В проницательных глазах князя промелькнуло одобрение, и он заметил:
– Очень рад, что вы полны решимости не «делать добро», как выражаются эти лицемеры, с помощью своих денег. Вы поступаете мудро. Тратьте только на себя: такие расходы не могут не принести пользу другим обходными путями. Но сам я сейчас придерживаюсь другой политики: постоянно помогаю благотворительным организациям, вношу свое имя в подписные листы и никогда не отказываю духовенству.
– Это удивительно, – сказал я, – вы ведь говорили, что вы не христианин.
– Все это выглядит странно, не правда ли? – ответил он каким-то насмешливо-извиняющимся тоном. – Но может быть, вы смотрите на это с неправильной точки зрения?
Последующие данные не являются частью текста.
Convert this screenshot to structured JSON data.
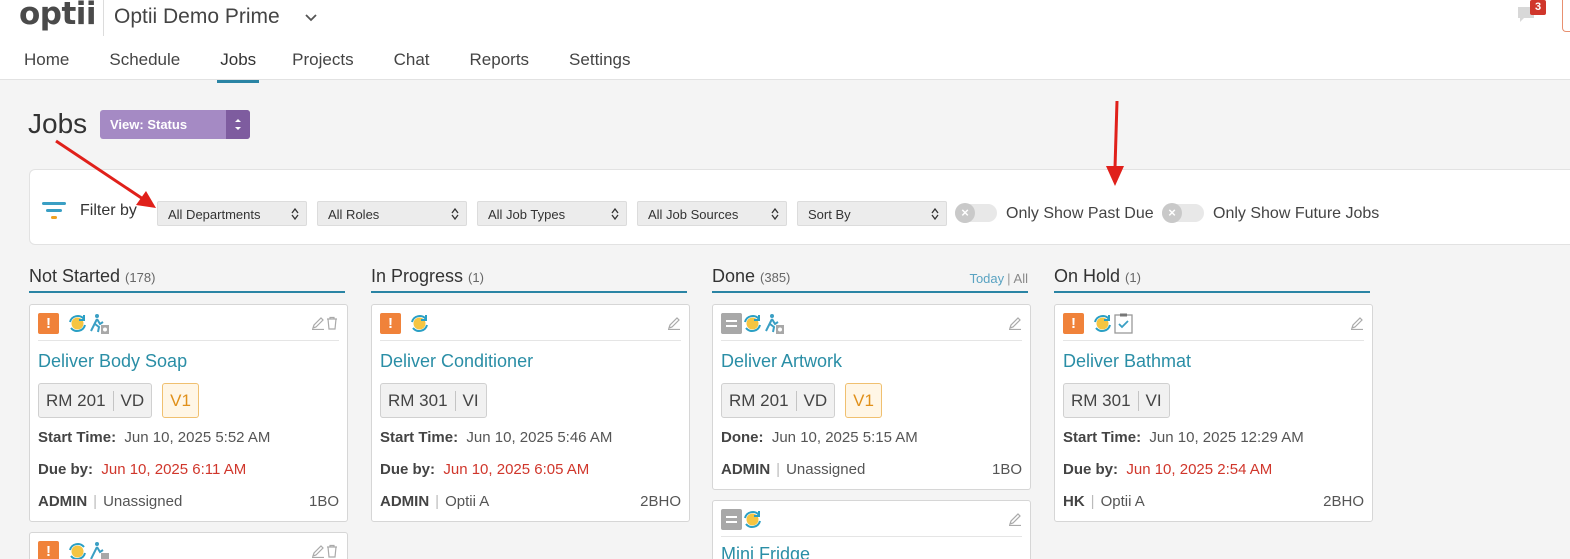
{
  "header": {
    "logo": "optii",
    "property_name": "Optii Demo Prime",
    "notification_count": "3",
    "nav": [
      {
        "label": "Home"
      },
      {
        "label": "Schedule"
      },
      {
        "label": "Jobs"
      },
      {
        "label": "Projects"
      },
      {
        "label": "Chat"
      },
      {
        "label": "Reports"
      },
      {
        "label": "Settings"
      }
    ]
  },
  "page": {
    "title": "Jobs",
    "view_select": "View: Status"
  },
  "filters": {
    "label": "Filter by",
    "departments": "All Departments",
    "roles": "All Roles",
    "job_types": "All Job Types",
    "job_sources": "All Job Sources",
    "sort_by": "Sort By",
    "past_due_label": "Only Show Past Due",
    "future_jobs_label": "Only Show Future Jobs"
  },
  "columns": [
    {
      "name": "Not Started",
      "count": "(178)",
      "cards": [
        {
          "title": "Deliver Body Soap",
          "room": "RM 201",
          "status": "VD",
          "v": "V1",
          "start_label": "Start Time:",
          "start": "Jun 10, 2025 5:52 AM",
          "due_label": "Due by:",
          "due": "Jun 10, 2025 6:11 AM",
          "dept": "ADMIN",
          "assignee": "Unassigned",
          "code": "1BO"
        }
      ]
    },
    {
      "name": "In Progress",
      "count": "(1)",
      "cards": [
        {
          "title": "Deliver Conditioner",
          "room": "RM 301",
          "status": "VI",
          "start_label": "Start Time:",
          "start": "Jun 10, 2025 5:46 AM",
          "due_label": "Due by:",
          "due": "Jun 10, 2025 6:05 AM",
          "dept": "ADMIN",
          "assignee": "Optii A",
          "code": "2BHO"
        }
      ]
    },
    {
      "name": "Done",
      "count": "(385)",
      "link_today": "Today",
      "link_sep": "|",
      "link_all": "All",
      "cards": [
        {
          "title": "Deliver Artwork",
          "room": "RM 201",
          "status": "VD",
          "v": "V1",
          "done_label": "Done:",
          "done": "Jun 10, 2025 5:15 AM",
          "dept": "ADMIN",
          "assignee": "Unassigned",
          "code": "1BO"
        },
        {
          "title": "Mini Fridge"
        }
      ]
    },
    {
      "name": "On Hold",
      "count": "(1)",
      "cards": [
        {
          "title": "Deliver Bathmat",
          "room": "RM 301",
          "status": "VI",
          "start_label": "Start Time:",
          "start": "Jun 10, 2025 12:29 AM",
          "due_label": "Due by:",
          "due": "Jun 10, 2025 2:54 AM",
          "dept": "HK",
          "assignee": "Optii A",
          "code": "2BHO"
        }
      ]
    }
  ],
  "colors": {
    "accent": "#2a84a4",
    "title_link": "#2a8ea6",
    "due_red": "#d0362b",
    "view_purple": "#a58ac4",
    "priority_orange": "#f0823a",
    "annotation_arrow": "#e0201a"
  },
  "icons": [
    "priority-high-icon",
    "priority-normal-icon",
    "recurring-icon",
    "runner-icon",
    "checklist-icon",
    "edit-icon",
    "trash-icon",
    "filter-icon",
    "chevron-down-icon",
    "chat-icon"
  ]
}
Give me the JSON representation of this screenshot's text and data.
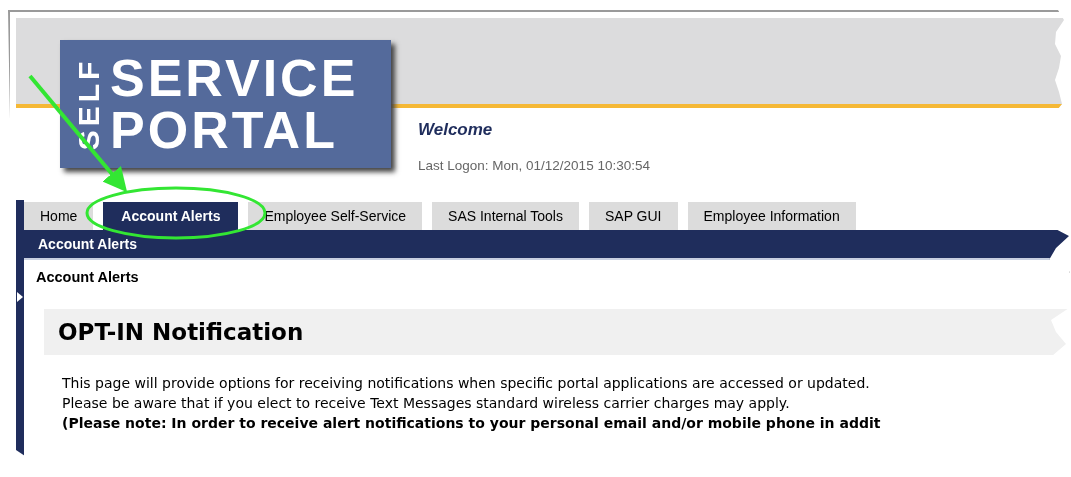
{
  "logo": {
    "side_word": "SELF",
    "top_word": "SERVICE",
    "bottom_word": "PORTAL"
  },
  "welcome": "Welcome",
  "last_logon": "Last Logon: Mon, 01/12/2015 10:30:54",
  "tabs": [
    {
      "label": "Home",
      "selected": false
    },
    {
      "label": "Account Alerts",
      "selected": true
    },
    {
      "label": "Employee Self-Service",
      "selected": false
    },
    {
      "label": "SAS Internal Tools",
      "selected": false
    },
    {
      "label": "SAP GUI",
      "selected": false
    },
    {
      "label": "Employee Information",
      "selected": false
    }
  ],
  "subnav": {
    "label": "Account Alerts"
  },
  "breadcrumb": "Account Alerts",
  "heading": "OPT-IN Notification",
  "paragraphs": [
    {
      "kind": "text",
      "text": "This page will provide options for receiving notifications when specific portal applications are accessed or updated."
    },
    {
      "kind": "text",
      "text": "Please be aware that if you elect to receive Text Messages standard wireless carrier charges may apply."
    },
    {
      "kind": "note",
      "text": "(Please note: In order to receive alert notifications to your personal email and/or mobile phone in addit"
    }
  ]
}
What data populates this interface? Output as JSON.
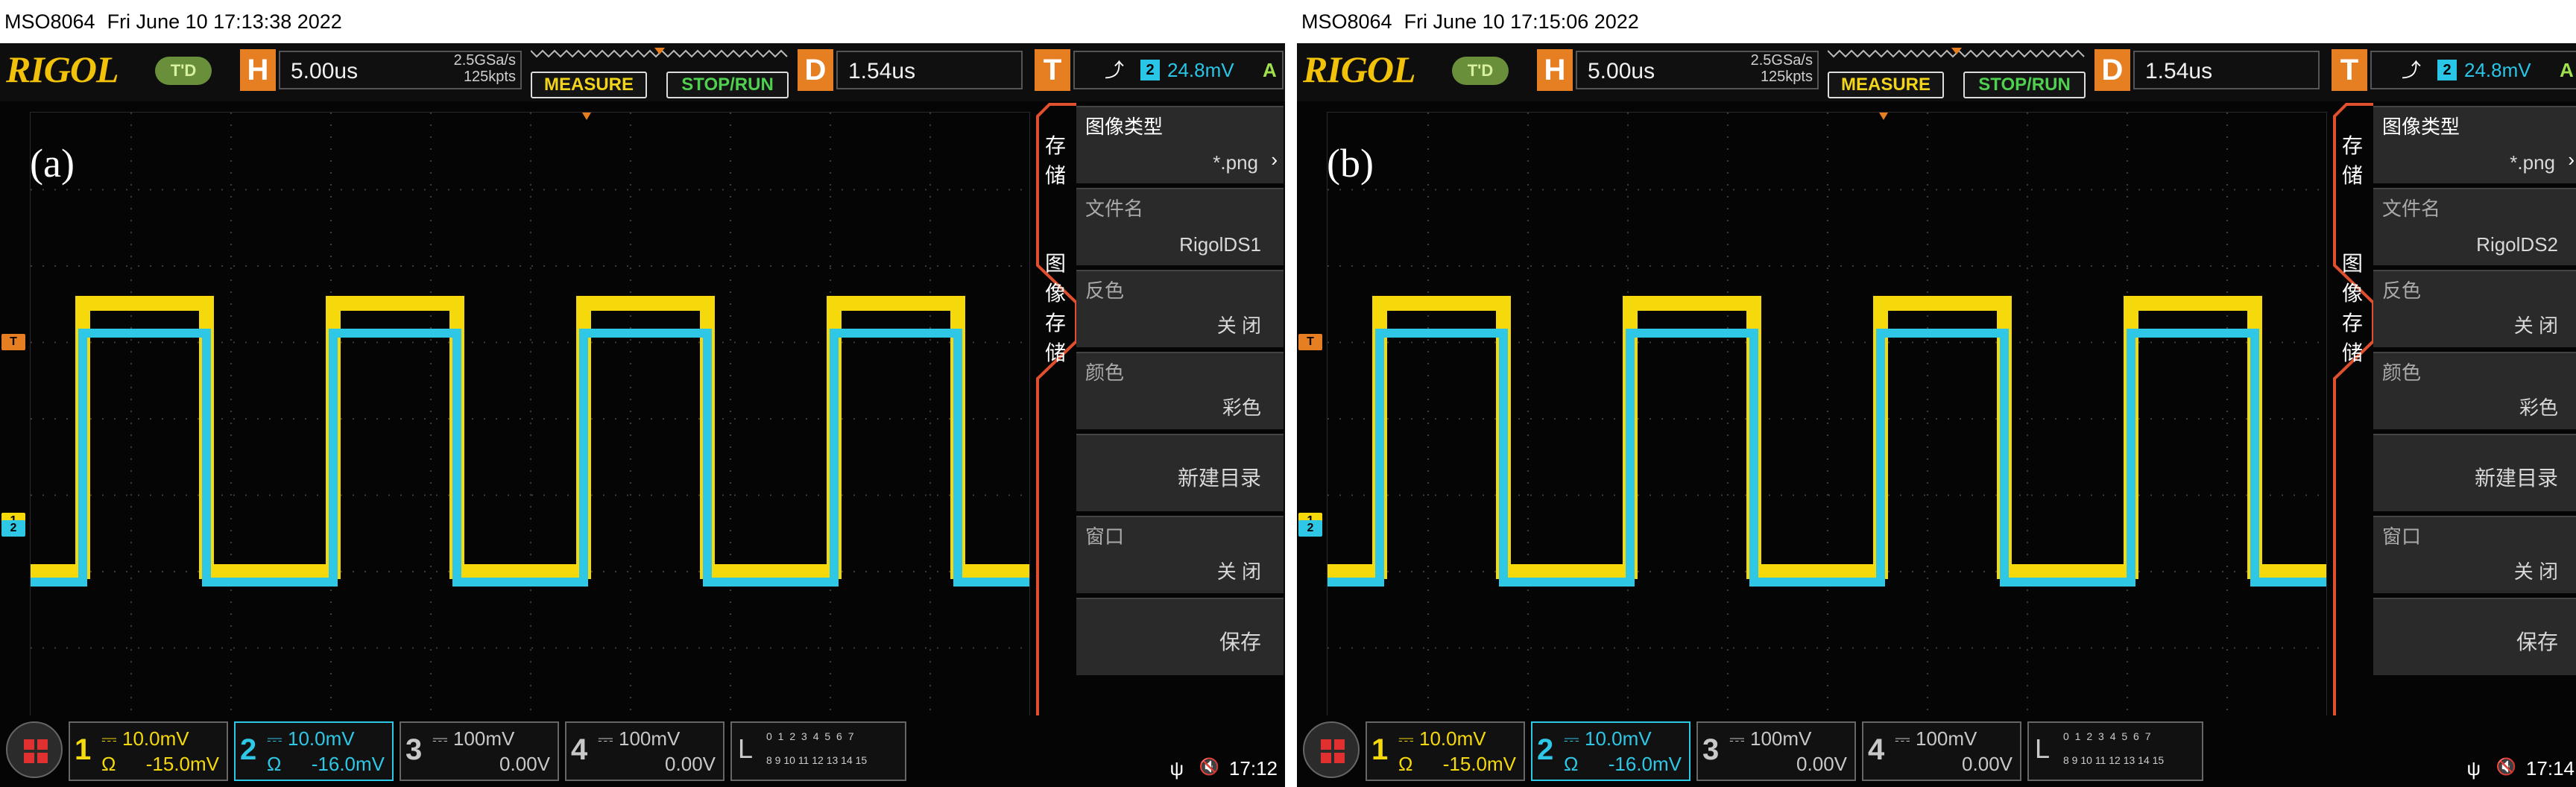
{
  "colors": {
    "ch1": "#f5d90a",
    "ch2": "#2ec8e6",
    "accent_orange": "#e67e22",
    "menu_outline": "#e0502e"
  },
  "icons": {
    "usb": "usb-icon",
    "speaker": "speaker-muted-icon",
    "home": "home-grid-icon",
    "trigger_edge": "rising-edge-icon"
  },
  "panels": [
    {
      "tag": "(a)",
      "status": {
        "model": "MSO8064",
        "datetime": "Fri June 10 17:13:38 2022"
      },
      "top": {
        "logo": "RIGOL",
        "td": "T'D",
        "h_letter": "H",
        "h_value": "5.00us",
        "sample_rate": "2.5GSa/s",
        "points": "125kpts",
        "measure": "MEASURE",
        "stoprun": "STOP/RUN",
        "d_letter": "D",
        "d_value": "1.54us",
        "t_letter": "T",
        "trig_source": "2",
        "trig_level": "24.8mV",
        "trig_mode": "A"
      },
      "side_tabs": [
        "存",
        "储",
        "图",
        "像",
        "存",
        "储"
      ],
      "menu": [
        {
          "label": "图像类型",
          "value": ".png",
          "prefix": "*"
        },
        {
          "label": "文件名",
          "value": "RigolDS1"
        },
        {
          "label": "反色",
          "value": "关 闭"
        },
        {
          "label": "颜色",
          "value": "彩色"
        },
        {
          "label": "",
          "value": "新建目录"
        },
        {
          "label": "窗口",
          "value": "关 闭"
        },
        {
          "label": "",
          "value": "保存"
        }
      ],
      "channels": [
        {
          "num": "1",
          "scale": "10.0mV",
          "imp": "Ω",
          "offset": "-15.0mV"
        },
        {
          "num": "2",
          "scale": "10.0mV",
          "imp": "Ω",
          "offset": "-16.0mV"
        },
        {
          "num": "3",
          "scale": "100mV",
          "offset": "0.00V"
        },
        {
          "num": "4",
          "scale": "100mV",
          "offset": "0.00V"
        }
      ],
      "la": {
        "letter": "L",
        "row1": "0 1 2 3  4 5 6 7",
        "row2": "8 9 10 11 12 13 14 15"
      },
      "time": "17:12"
    },
    {
      "tag": "(b)",
      "status": {
        "model": "MSO8064",
        "datetime": "Fri June 10 17:15:06 2022"
      },
      "top": {
        "logo": "RIGOL",
        "td": "T'D",
        "h_letter": "H",
        "h_value": "5.00us",
        "sample_rate": "2.5GSa/s",
        "points": "125kpts",
        "measure": "MEASURE",
        "stoprun": "STOP/RUN",
        "d_letter": "D",
        "d_value": "1.54us",
        "t_letter": "T",
        "trig_source": "2",
        "trig_level": "24.8mV",
        "trig_mode": "A"
      },
      "side_tabs": [
        "存",
        "储",
        "图",
        "像",
        "存",
        "储"
      ],
      "menu": [
        {
          "label": "图像类型",
          "value": ".png",
          "prefix": "*"
        },
        {
          "label": "文件名",
          "value": "RigolDS2"
        },
        {
          "label": "反色",
          "value": "关 闭"
        },
        {
          "label": "颜色",
          "value": "彩色"
        },
        {
          "label": "",
          "value": "新建目录"
        },
        {
          "label": "窗口",
          "value": "关 闭"
        },
        {
          "label": "",
          "value": "保存"
        }
      ],
      "channels": [
        {
          "num": "1",
          "scale": "10.0mV",
          "imp": "Ω",
          "offset": "-15.0mV"
        },
        {
          "num": "2",
          "scale": "10.0mV",
          "imp": "Ω",
          "offset": "-16.0mV"
        },
        {
          "num": "3",
          "scale": "100mV",
          "offset": "0.00V"
        },
        {
          "num": "4",
          "scale": "100mV",
          "offset": "0.00V"
        }
      ],
      "la": {
        "letter": "L",
        "row1": "0 1 2 3  4 5 6 7",
        "row2": "8 9 10 11 12 13 14 15"
      },
      "time": "17:14"
    }
  ]
}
Многие из священнослужителей делают все возможное, чтобы разрушить религию с помощью лицемерия, сладострастия, всякого рода притворства. И когда они обращаются ко мне за помощью в этом благородном деле, я ее оказываю совершенно бесплатно!
Я засмеялся и, бросив окурок сигары в огонь, ответил:
– Довольно шуток! Я убедился, что вы любите высмеивать собственные добрые дела. Так, а это что?
Вошел Амиэль с серебряным подносом, на котором лежала адресованная мне телеграмма. Я распечатал ее и увидел, что ее прислал мой друг издатель: «С удовольствием возьмусь за книгу. Присылайте рукопись немедленно».
Я с триумфальным видом продемонстрировал депешу Риманесу.
Князь улыбнулся:
– Ну разумеется! А вы ожидали чего-то иного? Только этому человеку следовало написать иначе: не думаю, что он взял бы книгу с удовольствием, если бы ему пришлось за нее раскошелиться. Поэтому правильнее было сказать: «С удовольствием возьму деньги за публикацию книги». Ну так что вы намерены делать?
– Я сейчас же займусь этим делом, – ответил я, чувствуя, как по телу проходит дрожь удовольствия оттого, что приближается наконец время мести врагам. – Книгу надо поскорее отдать в печать, и я с радостью позабочусь лично обо всем необходимом. Что касается остальных моих планов…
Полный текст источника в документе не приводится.